Blueprint for a Classic Proof of the Four Colour Theorem

TL;DR

This paper presents a novel proof of the Four Colour Theorem based on triangle orientations and their sums around vertices in triangulated planar graphs, offering a new perspective on classic graph coloring.

Contribution

It introduces a unique proof method using triangle orientations and their sums, providing a fresh approach to the Four Colour Theorem.

Findings

The proof demonstrates that triangle orientations can ensure four-colorability of planar graphs.

It establishes that the sum of orientations around vertices is a multiple of 3, leading to a valid coloring.

The method reconstructs the graph while maintaining orientation conditions, ensuring the theorem holds.

Abstract

The proof uses the property that the vertices of a triangulated planar graph can be four coloured if the triangles can have a +1 or -1 orientation so that the sum of the triangle orientations around each vertex is a multiple of 3. Such orientation is first used separately on one of the two triangulated polygons resulting from a Hamilton circuit in a triangulated planar graph with v vertices.

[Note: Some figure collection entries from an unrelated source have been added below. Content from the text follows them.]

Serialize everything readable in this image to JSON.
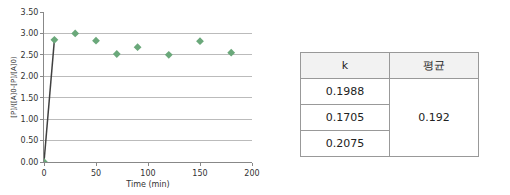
{
  "chart_data": {
    "type": "scatter",
    "x_label": "Time (min)",
    "y_label": "[P]/([A]0-[P]/[A]0)",
    "series": [
      {
        "type": "line",
        "x": [
          0,
          10
        ],
        "values": [
          0,
          2.85
        ],
        "color": "#404040",
        "line_style": "solid"
      },
      {
        "type": "scatter",
        "x": [
          0,
          10,
          30,
          50,
          70,
          90,
          120,
          150,
          180
        ],
        "values": [
          0,
          2.85,
          3.0,
          2.83,
          2.52,
          2.68,
          2.5,
          2.82,
          2.55
        ],
        "color": "#6aa87a",
        "marker": "diamond"
      }
    ],
    "xlim": [
      0,
      200
    ],
    "xticks": [
      0,
      50,
      100,
      150,
      200
    ],
    "ylim": [
      0,
      3.5
    ],
    "yticks": [
      {
        "value": 0,
        "label": "0.00"
      },
      {
        "value": 0.5,
        "label": "0.50"
      },
      {
        "value": 1,
        "label": "1.00"
      },
      {
        "value": 1.5,
        "label": "1.50"
      },
      {
        "value": 2,
        "label": "2.00"
      },
      {
        "value": 2.5,
        "label": "2.50"
      },
      {
        "value": 3,
        "label": "3.00"
      },
      {
        "value": 3.5,
        "label": "3.50"
      }
    ],
    "grid": true
  },
  "table": {
    "header": [
      "k",
      "평균"
    ],
    "k": [
      "0.1988",
      "0.1705",
      "0.2075"
    ],
    "average": "0.192"
  }
}
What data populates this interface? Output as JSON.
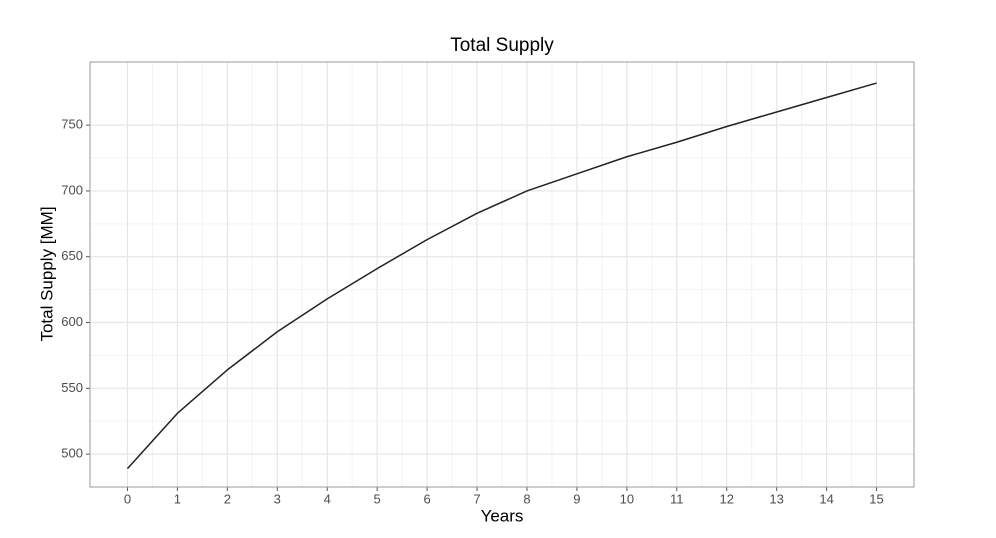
{
  "chart_data": {
    "type": "line",
    "title": "Total Supply",
    "x_label": "Years",
    "y_label": "Total Supply [MM]",
    "x": [
      0,
      1,
      2,
      3,
      4,
      5,
      6,
      7,
      8,
      9,
      10,
      11,
      12,
      13,
      14,
      15
    ],
    "series": [
      {
        "name": "Total Supply",
        "color": "#222222",
        "values": [
          489,
          531,
          564,
          593,
          618,
          641,
          663,
          683,
          700,
          713,
          726,
          737,
          749,
          760,
          771,
          782
        ]
      }
    ],
    "xlim": [
      -0.75,
      15.75
    ],
    "xticks": [
      0,
      1,
      2,
      3,
      4,
      5,
      6,
      7,
      8,
      9,
      10,
      11,
      12,
      13,
      14,
      15
    ],
    "ylim": [
      475,
      798
    ],
    "yticks": [
      500,
      550,
      600,
      650,
      700,
      750
    ],
    "grid": true,
    "minor_grid": true,
    "legend": false
  }
}
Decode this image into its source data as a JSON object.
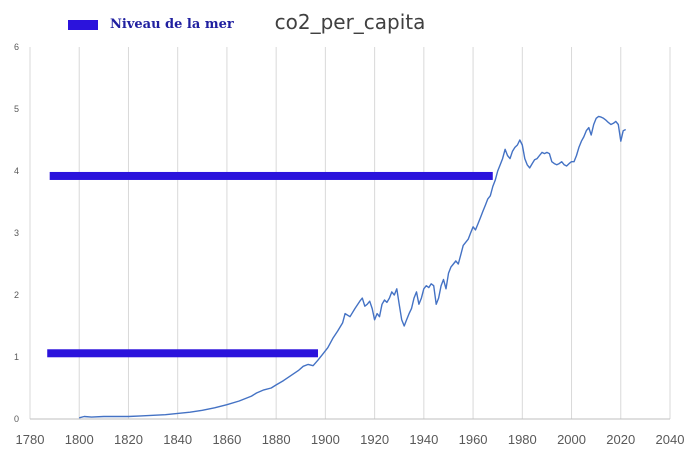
{
  "chart_data": {
    "type": "line",
    "title": "co2_per_capita",
    "xlabel": "",
    "ylabel": "",
    "xlim": [
      1780,
      2040
    ],
    "ylim": [
      0,
      6
    ],
    "xticks": [
      1780,
      1800,
      1820,
      1840,
      1860,
      1880,
      1900,
      1920,
      1940,
      1960,
      1980,
      2000,
      2020,
      2040
    ],
    "yticks": [
      0,
      1,
      2,
      3,
      4,
      5,
      6
    ],
    "grid": "vertical",
    "legend": {
      "position": "top-left",
      "entries": [
        "Niveau de la mer"
      ]
    },
    "colors": {
      "line": "#4472c4",
      "bars": "#2b13dc",
      "grid": "#d9d9d9",
      "axis_text": "#595959"
    },
    "series": [
      {
        "x": [
          1800,
          1802,
          1805,
          1810,
          1815,
          1820,
          1825,
          1830,
          1835,
          1840,
          1845,
          1850,
          1855,
          1860,
          1865,
          1870,
          1872,
          1875,
          1878,
          1880,
          1883,
          1886,
          1889,
          1891,
          1893,
          1895,
          1897,
          1899,
          1901,
          1903,
          1905,
          1907,
          1908,
          1910,
          1912,
          1914,
          1915,
          1916,
          1917,
          1918,
          1919,
          1920,
          1921,
          1922,
          1923,
          1924,
          1925,
          1926,
          1927,
          1928,
          1929,
          1930,
          1931,
          1932,
          1933,
          1934,
          1935,
          1936,
          1937,
          1938,
          1939,
          1940,
          1941,
          1942,
          1943,
          1944,
          1945,
          1946,
          1947,
          1948,
          1949,
          1950,
          1951,
          1952,
          1953,
          1954,
          1955,
          1956,
          1957,
          1958,
          1959,
          1960,
          1961,
          1962,
          1963,
          1964,
          1965,
          1966,
          1967,
          1968,
          1969,
          1970,
          1971,
          1972,
          1973,
          1974,
          1975,
          1976,
          1977,
          1978,
          1979,
          1980,
          1981,
          1982,
          1983,
          1984,
          1985,
          1986,
          1987,
          1988,
          1989,
          1990,
          1991,
          1992,
          1993,
          1994,
          1995,
          1996,
          1997,
          1998,
          1999,
          2000,
          2001,
          2002,
          2003,
          2004,
          2005,
          2006,
          2007,
          2008,
          2009,
          2010,
          2011,
          2012,
          2013,
          2014,
          2015,
          2016,
          2017,
          2018,
          2019,
          2020,
          2021,
          2022
        ],
        "values": [
          0.02,
          0.04,
          0.03,
          0.04,
          0.04,
          0.04,
          0.05,
          0.06,
          0.07,
          0.09,
          0.11,
          0.14,
          0.18,
          0.23,
          0.29,
          0.37,
          0.42,
          0.47,
          0.5,
          0.55,
          0.62,
          0.7,
          0.78,
          0.85,
          0.88,
          0.86,
          0.95,
          1.05,
          1.15,
          1.3,
          1.42,
          1.55,
          1.7,
          1.65,
          1.78,
          1.9,
          1.95,
          1.82,
          1.85,
          1.9,
          1.78,
          1.6,
          1.7,
          1.65,
          1.85,
          1.92,
          1.88,
          1.95,
          2.05,
          2.0,
          2.1,
          1.85,
          1.6,
          1.5,
          1.6,
          1.7,
          1.78,
          1.95,
          2.05,
          1.85,
          1.95,
          2.1,
          2.15,
          2.12,
          2.18,
          2.15,
          1.85,
          1.95,
          2.15,
          2.25,
          2.1,
          2.35,
          2.45,
          2.5,
          2.55,
          2.5,
          2.65,
          2.8,
          2.85,
          2.9,
          3.0,
          3.1,
          3.05,
          3.15,
          3.25,
          3.35,
          3.45,
          3.55,
          3.6,
          3.75,
          3.85,
          4.0,
          4.1,
          4.2,
          4.35,
          4.25,
          4.2,
          4.32,
          4.38,
          4.42,
          4.5,
          4.42,
          4.2,
          4.1,
          4.05,
          4.12,
          4.18,
          4.2,
          4.25,
          4.3,
          4.28,
          4.3,
          4.28,
          4.15,
          4.12,
          4.1,
          4.12,
          4.15,
          4.1,
          4.08,
          4.12,
          4.15,
          4.15,
          4.25,
          4.38,
          4.48,
          4.55,
          4.65,
          4.7,
          4.58,
          4.75,
          4.85,
          4.88,
          4.87,
          4.85,
          4.82,
          4.78,
          4.75,
          4.77,
          4.8,
          4.75,
          4.48,
          4.65,
          4.67
        ]
      }
    ],
    "bars": [
      {
        "x_start": 1788,
        "x_end": 1968,
        "y": 3.92
      },
      {
        "x_start": 1787,
        "x_end": 1897,
        "y": 1.06
      }
    ]
  }
}
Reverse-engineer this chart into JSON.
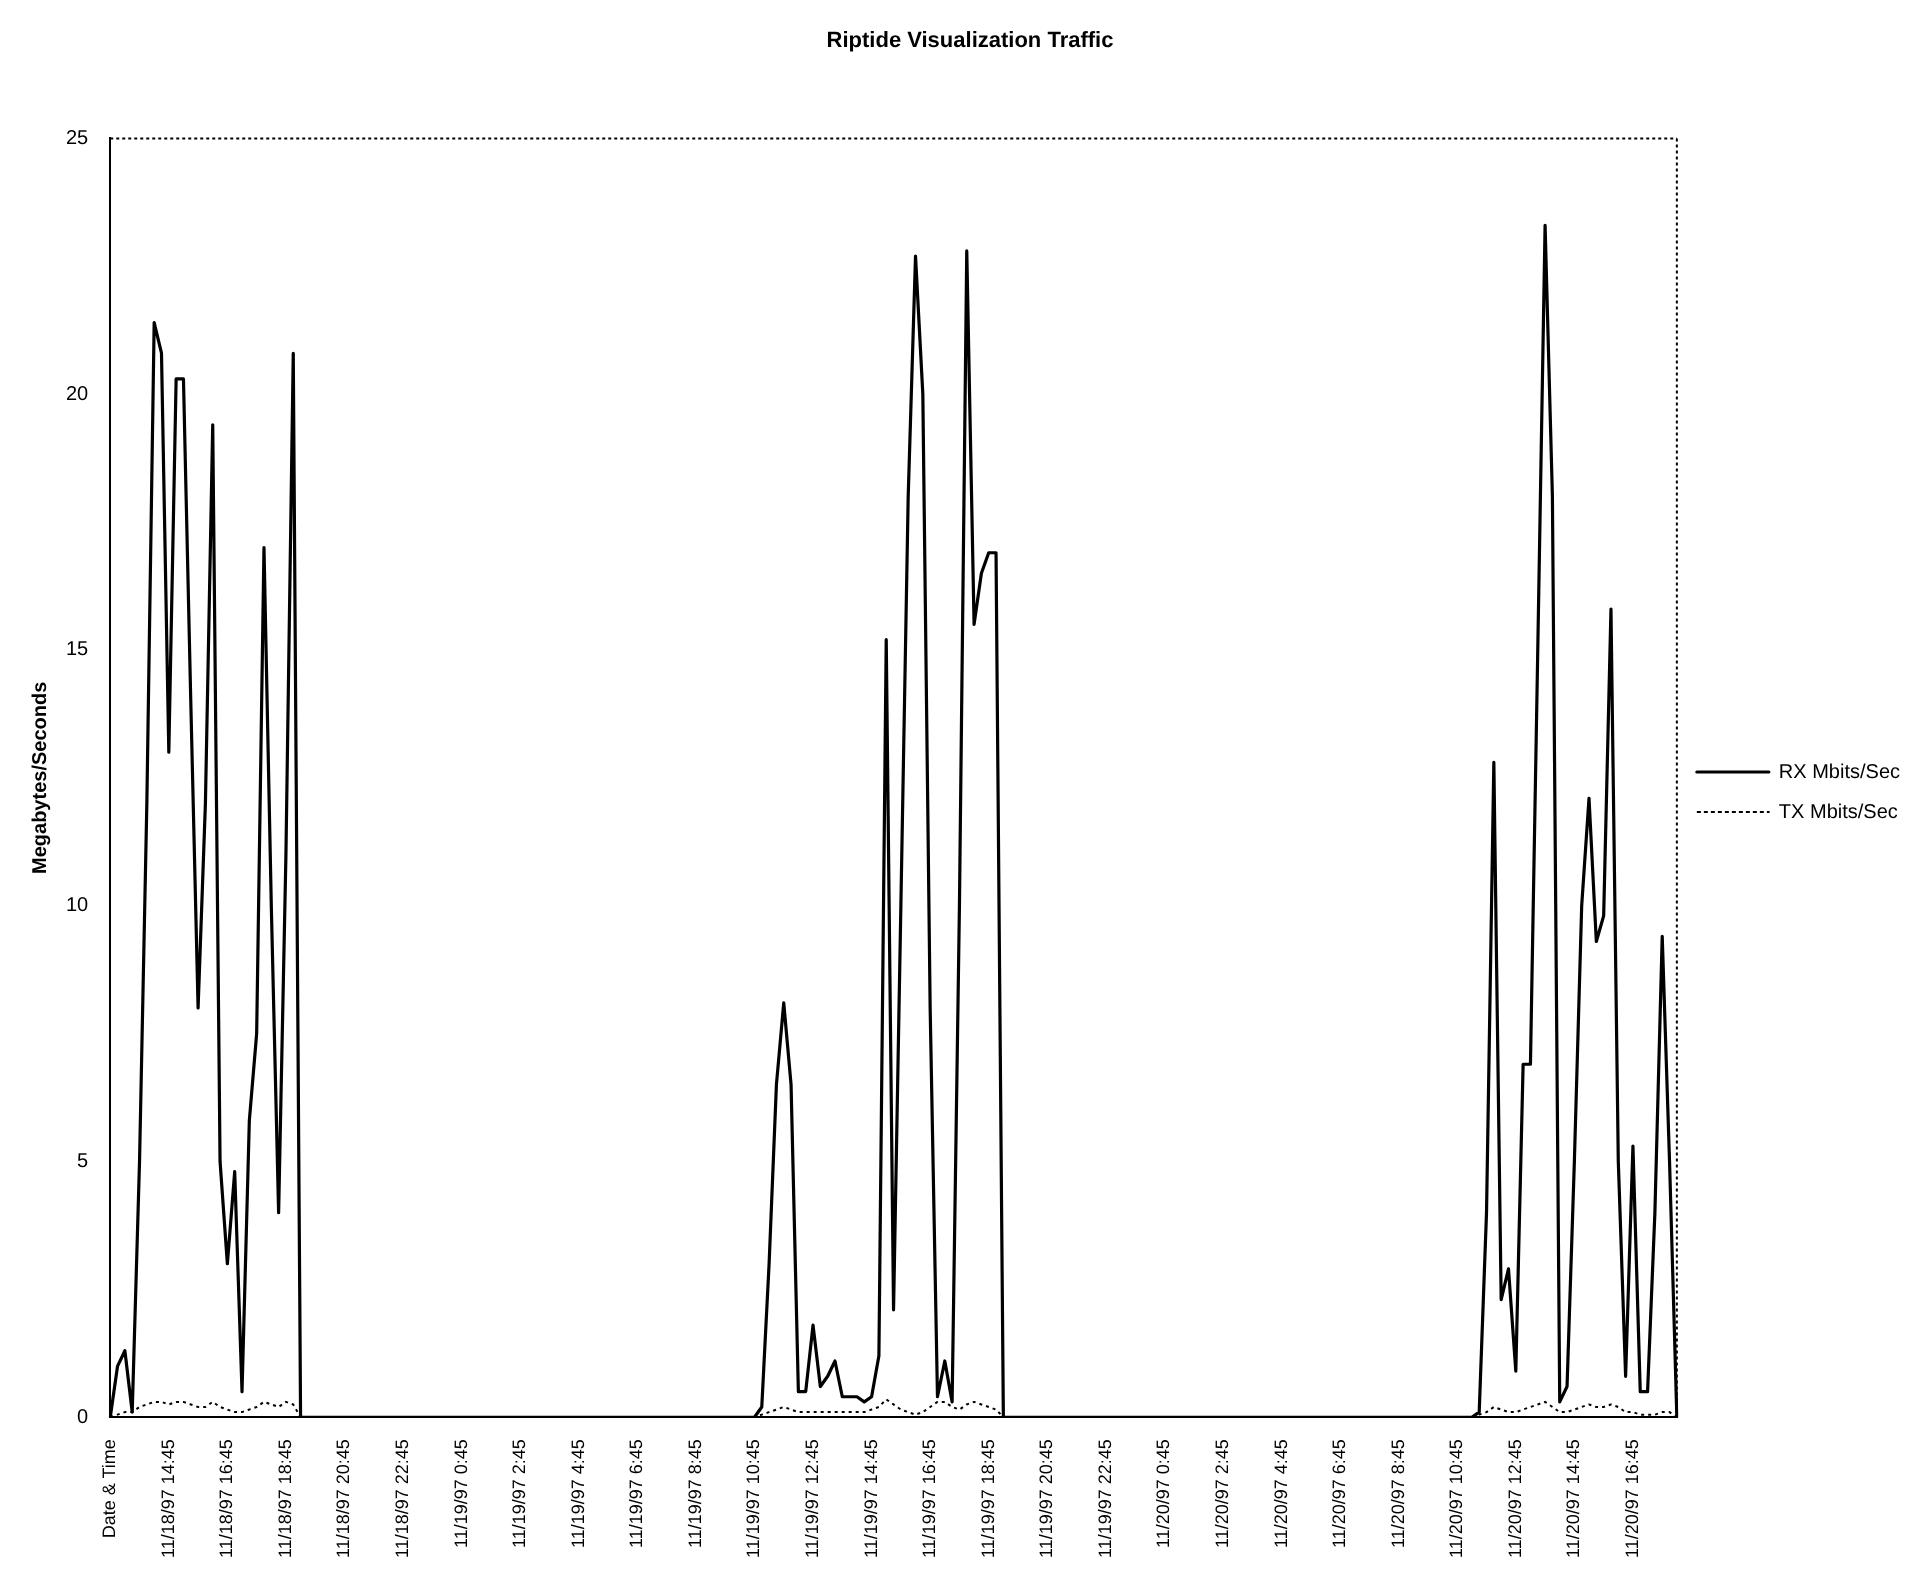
{
  "chart_data": {
    "type": "line",
    "title": "Riptide Visualization Traffic",
    "ylabel": "Megabytes/Seconds",
    "categories": [
      "Date & Time",
      null,
      null,
      null,
      null,
      null,
      null,
      null,
      "11/18/97 14:45",
      null,
      null,
      null,
      null,
      null,
      null,
      null,
      "11/18/97 16:45",
      null,
      null,
      null,
      null,
      null,
      null,
      null,
      "11/18/97 18:45",
      null,
      null,
      null,
      null,
      null,
      null,
      null,
      "11/18/97 20:45",
      null,
      null,
      null,
      null,
      null,
      null,
      null,
      "11/18/97 22:45",
      null,
      null,
      null,
      null,
      null,
      null,
      null,
      "11/19/97 0:45",
      null,
      null,
      null,
      null,
      null,
      null,
      null,
      "11/19/97 2:45",
      null,
      null,
      null,
      null,
      null,
      null,
      null,
      "11/19/97 4:45",
      null,
      null,
      null,
      null,
      null,
      null,
      null,
      "11/19/97 6:45",
      null,
      null,
      null,
      null,
      null,
      null,
      null,
      "11/19/97 8:45",
      null,
      null,
      null,
      null,
      null,
      null,
      null,
      "11/19/97 10:45",
      null,
      null,
      null,
      null,
      null,
      null,
      null,
      "11/19/97 12:45",
      null,
      null,
      null,
      null,
      null,
      null,
      null,
      "11/19/97 14:45",
      null,
      null,
      null,
      null,
      null,
      null,
      null,
      "11/19/97 16:45",
      null,
      null,
      null,
      null,
      null,
      null,
      null,
      "11/19/97 18:45",
      null,
      null,
      null,
      null,
      null,
      null,
      null,
      "11/19/97 20:45",
      null,
      null,
      null,
      null,
      null,
      null,
      null,
      "11/19/97 22:45",
      null,
      null,
      null,
      null,
      null,
      null,
      null,
      "11/20/97 0:45",
      null,
      null,
      null,
      null,
      null,
      null,
      null,
      "11/20/97 2:45",
      null,
      null,
      null,
      null,
      null,
      null,
      null,
      "11/20/97 4:45",
      null,
      null,
      null,
      null,
      null,
      null,
      null,
      "11/20/97 6:45",
      null,
      null,
      null,
      null,
      null,
      null,
      null,
      "11/20/97 8:45",
      null,
      null,
      null,
      null,
      null,
      null,
      null,
      "11/20/97 10:45",
      null,
      null,
      null,
      null,
      null,
      null,
      null,
      "11/20/97 12:45",
      null,
      null,
      null,
      null,
      null,
      null,
      null,
      "11/20/97 14:45",
      null,
      null,
      null,
      null,
      null,
      null,
      null,
      "11/20/97 16:45",
      null,
      null,
      null,
      null,
      null,
      null
    ],
    "series": [
      {
        "name": "RX Mbits/Sec",
        "color": "#000000",
        "line_style": "solid",
        "values": [
          0,
          1.0,
          1.3,
          0.1,
          5,
          12,
          21.4,
          20.8,
          13,
          20.3,
          20.3,
          14,
          8,
          12,
          19.4,
          5,
          3,
          4.8,
          0.5,
          5.8,
          7.5,
          17,
          10,
          4,
          11,
          20.8,
          0,
          0,
          0,
          0,
          0,
          0,
          0,
          0,
          0,
          0,
          0,
          0,
          0,
          0,
          0,
          0,
          0,
          0,
          0,
          0,
          0,
          0,
          0,
          0,
          0,
          0,
          0,
          0,
          0,
          0,
          0,
          0,
          0,
          0,
          0,
          0,
          0,
          0,
          0,
          0,
          0,
          0,
          0,
          0,
          0,
          0,
          0,
          0,
          0,
          0,
          0,
          0,
          0,
          0,
          0,
          0,
          0,
          0,
          0,
          0,
          0,
          0,
          0,
          0.2,
          3,
          6.5,
          8.1,
          6.5,
          0.5,
          0.5,
          1.8,
          0.6,
          0.8,
          1.1,
          0.4,
          0.4,
          0.4,
          0.3,
          0.4,
          1.2,
          15.2,
          2.1,
          10,
          18,
          22.7,
          20,
          8,
          0.4,
          1.1,
          0.3,
          10,
          22.8,
          15.5,
          16.5,
          16.9,
          16.9,
          0,
          0,
          0,
          0,
          0,
          0,
          0,
          0,
          0,
          0,
          0,
          0,
          0,
          0,
          0,
          0,
          0,
          0,
          0,
          0,
          0,
          0,
          0,
          0,
          0,
          0,
          0,
          0,
          0,
          0,
          0,
          0,
          0,
          0,
          0,
          0,
          0,
          0,
          0,
          0,
          0,
          0,
          0,
          0,
          0,
          0,
          0,
          0,
          0,
          0,
          0,
          0,
          0,
          0,
          0,
          0,
          0,
          0,
          0,
          0,
          0,
          0,
          0,
          0,
          0,
          0.1,
          4,
          12.8,
          2.3,
          2.9,
          0.9,
          6.9,
          6.9,
          15,
          23.3,
          18,
          0.3,
          0.6,
          5,
          10,
          12.1,
          9.3,
          9.8,
          15.8,
          5,
          0.8,
          5.3,
          0.5,
          0.5,
          4,
          9.4,
          5,
          0
        ]
      },
      {
        "name": "TX Mbits/Sec",
        "color": "#000000",
        "line_style": "dotted",
        "values": [
          0,
          0.05,
          0.1,
          0.1,
          0.2,
          0.25,
          0.3,
          0.3,
          0.25,
          0.3,
          0.3,
          0.25,
          0.2,
          0.2,
          0.3,
          0.2,
          0.15,
          0.1,
          0.1,
          0.15,
          0.2,
          0.3,
          0.25,
          0.2,
          0.3,
          0.25,
          0,
          0,
          0,
          0,
          0,
          0,
          0,
          0,
          0,
          0,
          0,
          0,
          0,
          0,
          0,
          0,
          0,
          0,
          0,
          0,
          0,
          0,
          0,
          0,
          0,
          0,
          0,
          0,
          0,
          0,
          0,
          0,
          0,
          0,
          0,
          0,
          0,
          0,
          0,
          0,
          0,
          0,
          0,
          0,
          0,
          0,
          0,
          0,
          0,
          0,
          0,
          0,
          0,
          0,
          0,
          0,
          0,
          0,
          0,
          0,
          0,
          0,
          0,
          0.05,
          0.1,
          0.15,
          0.2,
          0.15,
          0.1,
          0.1,
          0.1,
          0.1,
          0.1,
          0.1,
          0.1,
          0.1,
          0.1,
          0.1,
          0.15,
          0.2,
          0.35,
          0.25,
          0.15,
          0.1,
          0.05,
          0.1,
          0.2,
          0.3,
          0.3,
          0.2,
          0.15,
          0.25,
          0.3,
          0.25,
          0.2,
          0.15,
          0,
          0,
          0,
          0,
          0,
          0,
          0,
          0,
          0,
          0,
          0,
          0,
          0,
          0,
          0,
          0,
          0,
          0,
          0,
          0,
          0,
          0,
          0,
          0,
          0,
          0,
          0,
          0,
          0,
          0,
          0,
          0,
          0,
          0,
          0,
          0,
          0,
          0,
          0,
          0,
          0,
          0,
          0,
          0,
          0,
          0,
          0,
          0,
          0,
          0,
          0,
          0,
          0,
          0,
          0,
          0,
          0,
          0,
          0,
          0,
          0,
          0,
          0,
          0,
          0,
          0.05,
          0.1,
          0.2,
          0.15,
          0.1,
          0.1,
          0.15,
          0.2,
          0.25,
          0.3,
          0.2,
          0.1,
          0.1,
          0.15,
          0.2,
          0.25,
          0.2,
          0.2,
          0.25,
          0.2,
          0.1,
          0.1,
          0.05,
          0.05,
          0.05,
          0.1,
          0.1,
          0
        ]
      }
    ],
    "ylim": [
      0,
      25
    ],
    "yticks": [
      0,
      5,
      10,
      15,
      20,
      25
    ],
    "grid": false,
    "legend": "right",
    "marker": "none"
  }
}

The graph is then reconstructed by adding the triangles of the other polygon one by one. When the graph is totally reconstructed there is always a combination for the orientations of the triangles for which their sum around each of v-2 successive vertices in the Hamilton circuit is a multiple of 3. It is then provable that the sum of the triangle orientations around the two remaining vertices must also be a multiple of 3.